Abbiamo letto da più parti che le vostre sono performance molto istintive e crude.
Com’è il vostro rapporto col pubblico durante i live?
C.M.: In realtà da un po’ di tempo a questa parte la dimensione live è andata peggiorando, nel senso che il concerto ora è sempre meno incentrato sul “rendere la canzone” e più sul “adesso spacchiamo tutto”.
Cerchiamo il più possibile di rendere in maniera fisica quello che è il disco.
Questa cosa divide in modo positivo il pubblico: c’è una parte di persone che si allontana terrorizzata, e una parte di persone che si lascia invece coinvolgere.
A.P.: Vogliamo fare musica faticosa, sia da suonare che da ascoltare. Secondo noi è importante creare quel distacco che non c’è più col pubblico, perché se facciamo una cosa del genere comunque non ti allontani.
È come se io ti dessi un cazzotto: ti impongo di reagire.
C.M.: Qualcosa che ti faccia dire “qui sta succedendo un concerto”: noi vogliamo fare questo.
È stata dura arrivarci, ma ora ci siamo. Non vogliamo fare come tanti colleghi che dal vivo si limitano a svolgere il compitino di riprodurre i pezzi, focalizzandosi solo sul pedale da usare o sull’aspetto che hanno mentre stanno suonando il pezzo.

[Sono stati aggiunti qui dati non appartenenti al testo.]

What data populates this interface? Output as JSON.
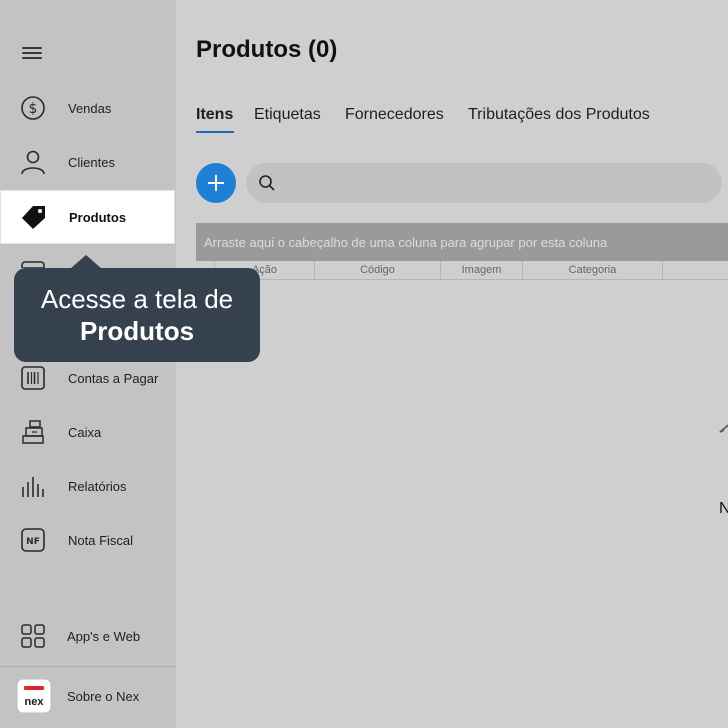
{
  "sidebar": {
    "items": [
      {
        "label": "Vendas",
        "icon": "dollar-circle-icon"
      },
      {
        "label": "Clientes",
        "icon": "user-icon"
      },
      {
        "label": "Produtos",
        "icon": "tag-icon",
        "active": true
      },
      {
        "label": "",
        "icon": "box-icon"
      },
      {
        "label": "",
        "icon": "hidden-item-icon"
      },
      {
        "label": "Contas a Pagar",
        "icon": "barcode-icon"
      },
      {
        "label": "Caixa",
        "icon": "cash-register-icon"
      },
      {
        "label": "Relatórios",
        "icon": "bar-chart-icon"
      },
      {
        "label": "Nota Fiscal",
        "icon": "nf-icon"
      }
    ],
    "apps_label": "App's e Web",
    "about_label": "Sobre o Nex",
    "about_logo_text": "nex"
  },
  "main": {
    "title": "Produtos (0)",
    "tabs": [
      {
        "label": "Itens",
        "active": true
      },
      {
        "label": "Etiquetas"
      },
      {
        "label": "Fornecedores"
      },
      {
        "label": "Tributações dos Produtos"
      }
    ],
    "search_placeholder": "",
    "group_hint": "Arraste aqui o cabeçalho de uma coluna para agrupar por esta coluna",
    "columns": [
      "Ação",
      "Código",
      "Imagem",
      "Categoria"
    ],
    "empty_text": "N"
  },
  "tooltip": {
    "line1": "Acesse a tela de",
    "line2": "Produtos"
  },
  "colors": {
    "accent": "#1f7fd6",
    "tooltip_bg": "#364150",
    "sidebar_bg": "#c3c3c3",
    "main_bg": "#cfcfcf",
    "logo_red": "#d8282f"
  }
}
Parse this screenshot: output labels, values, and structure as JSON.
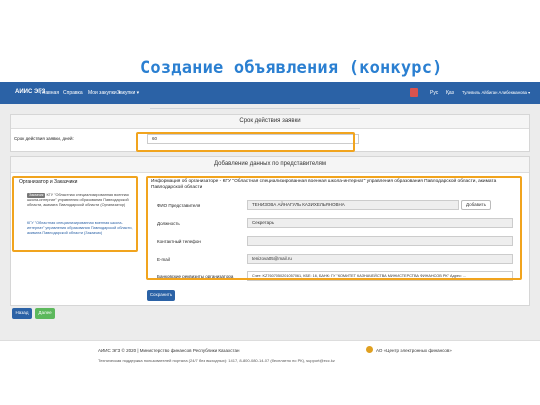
{
  "slide": {
    "title": "Создание объявления (конкурс)"
  },
  "navbar": {
    "brand": "АИИС ЭГЗ",
    "items": [
      "Главная",
      "Справка",
      "Мои закупки ▾",
      "Закупки ▾"
    ],
    "lang_ru": "Рус",
    "lang_kz": "Қаз",
    "user": "Тулевиль Айбиган Алибекманова ▾"
  },
  "term_panel": {
    "header": "Срок действия заявки",
    "label": "Срок действия заявки, дней:",
    "value": "60"
  },
  "rep_panel": {
    "header": "Добавление данных по представителям",
    "organizer_box": {
      "title": "Организатор и Заказчики",
      "badge": "Заказчик",
      "text": "КГУ \"Областная специализированная военная школа-интернат\" управления образования Павлодарской области, акимата Павлодарской области (Организатор)",
      "link": "КГУ \"Областная специализированная военная школа-интернат\" управления образования Павлодарской области, акимата Павлодарской области (Заказчик)"
    },
    "info_title": "Информация об организаторе - КГУ \"Областная специализированная военная школа-интернат\" управления образования Павлодарской области, акимата Павлодарской области",
    "fields": {
      "fio_label": "ФИО Представителя",
      "fio_value": "ТЕНИЗОВА АЙНАГУЛЬ КАЗИХЕЛЬЯНОВНА",
      "add_button": "Добавить",
      "position_label": "Должность",
      "position_value": "Секретарь",
      "phone_label": "Контактный телефон",
      "phone_value": "",
      "email_label": "E-mail",
      "email_value": "tenizova05@mail.ru",
      "bank_label": "Банковские реквизиты организатора",
      "bank_value": "Счет: KZ7607050201057061, КБЕ: 16, БАНК: ГУ \"КОМИТЕТ КАЗНАЧЕЙСТВА МИНИСТЕРСТВА ФИНАНСОВ РК\" Адрес: ..."
    },
    "save_button": "Сохранить"
  },
  "bottom_buttons": {
    "back": "Назад",
    "next": "Далее"
  },
  "footer": {
    "copyright": "АИИС ЭГЗ © 2020 | Министерство финансов Республики Казахстан",
    "support": "Техническая поддержка пользователей портала (24/7 без выходных): 1417, 8-800-080-14-07 (бесплатно по РК), support@ecc.kz",
    "partner": "АО «Центр электронных финансов»"
  }
}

E’ una serie di ansie da prestazione dovute ad insicurezze ed altre cose dalle quali bisogna liberarsi.
Il 2014 per voi è stato un’anno molto intenso: cosa vi ha colpito di tutto questo tempo in giro per lo stivale?
A.P.: È stato molto bello, soprattutto la seconda parte del tour.
Abbiamo suonato ai concerti estivi a Villa Ada (Roma) con i Tre Allegri Ragazzi Morti e al Rock In Roma con gli Afterhours.
Concerti molto intensi e che ci hanno dato e tolto nello stesso tempo.
Interagire con il pubblico è stato difficile e bello nel bene e nel male.
Cosa vi aspettate per il 2015? Avete già materiale inedito su cui lavorare?
A.P.: Abbiamo un paio di pezzi quasi pronti e altri 7 potenzialmente validi: sarà un lavoro molto più faticoso da cantare e da suonare, sicuramente ci saranno meno atmosfere rarefatte. Ci piacerebbe un lavoro dritto, lineare dall’inizio alla fine.
C.M.: Falliremo [ride, ndr].
No, dai…fallire alla fine è positivo, perché poi si è in grado di cambiare completamente strada.
Il prossimo appuntamento con i Luminal è al festival di Hai Paura Del Buio? che si svolgerà il 4 ottobre a L’Aquila.